The year was 1985. I had noticed a ribbon with red and yellow stripes pinned to Carlos’ jacket lapel. He explained that it was the Spanish flag. Carlos had grown up under the regime of Francisco Franco, Spain’s dictator for nearly 40 years. He told me that, for millions of Spaniards, Franco’s rule had been repressive and stultifying to their spirits. Due to the flag’s close association with Franco, even then, 10 years after the dictator’s death, many Spaniards felt that it stood for something illegitimate and unjust. Carlos said that I, on the other hand, had a flag that had not been co-opted by a backward, repressive regime.
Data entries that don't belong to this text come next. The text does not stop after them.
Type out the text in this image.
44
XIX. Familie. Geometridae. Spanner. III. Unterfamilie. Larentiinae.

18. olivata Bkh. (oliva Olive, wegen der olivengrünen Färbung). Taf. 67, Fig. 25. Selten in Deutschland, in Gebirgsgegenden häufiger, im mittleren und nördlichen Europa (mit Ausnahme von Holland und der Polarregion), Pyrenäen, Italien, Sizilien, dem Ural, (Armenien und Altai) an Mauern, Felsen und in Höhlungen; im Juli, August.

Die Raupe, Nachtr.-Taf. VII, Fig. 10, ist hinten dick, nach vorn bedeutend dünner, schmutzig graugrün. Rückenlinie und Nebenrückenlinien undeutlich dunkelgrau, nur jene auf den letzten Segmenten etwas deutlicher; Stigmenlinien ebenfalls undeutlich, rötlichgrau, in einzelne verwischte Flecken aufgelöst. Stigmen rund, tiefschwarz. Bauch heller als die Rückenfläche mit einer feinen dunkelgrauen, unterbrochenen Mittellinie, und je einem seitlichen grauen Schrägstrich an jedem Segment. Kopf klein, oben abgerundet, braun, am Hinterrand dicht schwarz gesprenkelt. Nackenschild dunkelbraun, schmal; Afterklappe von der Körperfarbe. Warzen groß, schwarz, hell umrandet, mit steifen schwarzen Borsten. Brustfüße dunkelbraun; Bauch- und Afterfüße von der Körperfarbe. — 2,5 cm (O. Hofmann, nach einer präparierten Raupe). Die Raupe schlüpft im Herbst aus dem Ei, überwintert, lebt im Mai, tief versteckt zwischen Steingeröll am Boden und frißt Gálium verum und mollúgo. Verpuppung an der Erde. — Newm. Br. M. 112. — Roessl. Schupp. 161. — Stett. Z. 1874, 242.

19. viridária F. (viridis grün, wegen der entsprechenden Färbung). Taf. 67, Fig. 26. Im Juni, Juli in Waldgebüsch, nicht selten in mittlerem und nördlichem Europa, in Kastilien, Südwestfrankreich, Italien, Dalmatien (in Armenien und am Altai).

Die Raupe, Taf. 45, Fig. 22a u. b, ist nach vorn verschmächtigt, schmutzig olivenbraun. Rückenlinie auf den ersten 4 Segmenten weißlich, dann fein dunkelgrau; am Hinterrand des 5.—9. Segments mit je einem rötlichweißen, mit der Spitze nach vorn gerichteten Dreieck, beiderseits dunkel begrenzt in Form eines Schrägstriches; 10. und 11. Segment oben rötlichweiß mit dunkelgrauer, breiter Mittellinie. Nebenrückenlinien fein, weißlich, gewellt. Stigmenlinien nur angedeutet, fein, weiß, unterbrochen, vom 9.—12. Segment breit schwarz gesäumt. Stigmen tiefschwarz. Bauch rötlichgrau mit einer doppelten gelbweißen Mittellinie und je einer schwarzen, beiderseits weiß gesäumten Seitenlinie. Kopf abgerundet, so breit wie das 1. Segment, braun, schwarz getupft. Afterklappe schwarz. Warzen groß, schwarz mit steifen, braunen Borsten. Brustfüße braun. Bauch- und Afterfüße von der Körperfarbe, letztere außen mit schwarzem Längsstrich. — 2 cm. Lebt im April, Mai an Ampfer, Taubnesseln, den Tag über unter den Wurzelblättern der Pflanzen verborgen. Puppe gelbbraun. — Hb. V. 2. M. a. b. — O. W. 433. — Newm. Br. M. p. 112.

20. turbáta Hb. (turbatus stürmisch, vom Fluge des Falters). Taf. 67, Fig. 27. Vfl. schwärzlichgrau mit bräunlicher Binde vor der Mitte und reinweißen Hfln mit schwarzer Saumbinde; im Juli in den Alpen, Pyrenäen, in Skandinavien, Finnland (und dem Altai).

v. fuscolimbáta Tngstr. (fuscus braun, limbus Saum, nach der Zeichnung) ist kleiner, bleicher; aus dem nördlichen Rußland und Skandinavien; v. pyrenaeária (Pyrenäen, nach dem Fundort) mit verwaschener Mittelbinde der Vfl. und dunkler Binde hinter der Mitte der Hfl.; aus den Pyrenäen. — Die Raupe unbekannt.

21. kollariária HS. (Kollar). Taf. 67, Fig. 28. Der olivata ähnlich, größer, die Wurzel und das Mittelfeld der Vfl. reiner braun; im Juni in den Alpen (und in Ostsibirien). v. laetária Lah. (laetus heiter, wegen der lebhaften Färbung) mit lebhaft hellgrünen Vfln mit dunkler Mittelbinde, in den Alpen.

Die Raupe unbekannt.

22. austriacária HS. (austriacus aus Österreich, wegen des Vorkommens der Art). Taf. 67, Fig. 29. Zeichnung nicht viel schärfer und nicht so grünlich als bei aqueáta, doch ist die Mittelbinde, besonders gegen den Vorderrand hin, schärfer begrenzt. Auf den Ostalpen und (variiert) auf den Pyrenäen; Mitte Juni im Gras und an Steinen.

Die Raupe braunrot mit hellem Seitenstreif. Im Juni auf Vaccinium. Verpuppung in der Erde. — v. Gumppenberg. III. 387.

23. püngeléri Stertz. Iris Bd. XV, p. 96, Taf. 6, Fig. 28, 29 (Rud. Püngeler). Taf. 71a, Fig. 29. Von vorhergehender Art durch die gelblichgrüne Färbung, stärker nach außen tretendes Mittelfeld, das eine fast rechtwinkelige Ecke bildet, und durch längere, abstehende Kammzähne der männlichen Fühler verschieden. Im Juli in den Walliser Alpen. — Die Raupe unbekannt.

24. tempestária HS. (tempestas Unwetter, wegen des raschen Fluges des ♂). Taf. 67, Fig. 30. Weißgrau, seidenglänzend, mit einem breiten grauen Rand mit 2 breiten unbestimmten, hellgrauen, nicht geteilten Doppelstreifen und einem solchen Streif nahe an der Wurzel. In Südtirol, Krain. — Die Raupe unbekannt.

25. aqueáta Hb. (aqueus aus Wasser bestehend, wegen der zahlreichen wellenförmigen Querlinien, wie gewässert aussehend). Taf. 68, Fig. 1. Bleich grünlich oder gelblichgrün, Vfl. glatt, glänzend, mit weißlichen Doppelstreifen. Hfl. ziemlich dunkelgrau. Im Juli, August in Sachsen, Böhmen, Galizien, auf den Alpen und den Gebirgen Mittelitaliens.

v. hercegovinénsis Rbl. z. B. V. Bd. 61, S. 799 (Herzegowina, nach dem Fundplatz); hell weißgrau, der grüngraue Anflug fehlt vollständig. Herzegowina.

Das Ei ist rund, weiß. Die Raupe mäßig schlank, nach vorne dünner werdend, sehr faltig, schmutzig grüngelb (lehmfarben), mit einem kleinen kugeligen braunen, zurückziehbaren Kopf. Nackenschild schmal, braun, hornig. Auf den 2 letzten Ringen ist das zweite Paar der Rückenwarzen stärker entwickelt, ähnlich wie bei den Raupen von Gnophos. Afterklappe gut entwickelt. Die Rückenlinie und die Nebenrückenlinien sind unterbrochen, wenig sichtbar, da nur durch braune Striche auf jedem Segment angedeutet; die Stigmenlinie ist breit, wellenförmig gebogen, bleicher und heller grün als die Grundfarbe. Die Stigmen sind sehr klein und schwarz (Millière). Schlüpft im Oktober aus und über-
I realized then that I had never identified with my flag. By my thinking, it, too, had been co-opted by a minority of people who thought that the only way to be patriotic was to accept all policies of the U.S. government. The eternal vigilance of criticism and protest was not considered by these folks to be patriotic but, on the contrary, seditious. But that was my knee-jerk response.
I tried to sort out the fact that I had never felt the loss of my flag the way Carlos had for his. I grew up in an era of flag burning and dissent concerning U.S. policies, and the sight of “Old Glory” never tugged at my heartstrings. Instead, it made me cringe and speak apologetically for all my country’s wrongdoings.
As I imagined what it would be like to truly have a flag, a deep emotion opened up inside me—homesickness, a weariness of living in exile in my native country, of being at odds with prevailing opinion. I found myself yearning for the simplicity that comes with acquiescence. How many Americans had experienced similar feelings?
I loved Carlos’ innocent impression of “the land of the free and the home of the brave,” but told him my feelings as best I could. We each felt that our flags had been devalued and curiously, the offenses came from opposite directions: those against mine, from the consequences of a pluralistic society, and those against his, from a totalitarian regime. Today, these thoughts arise again, as I encounter the U.S. flag displayed so ubiquitously.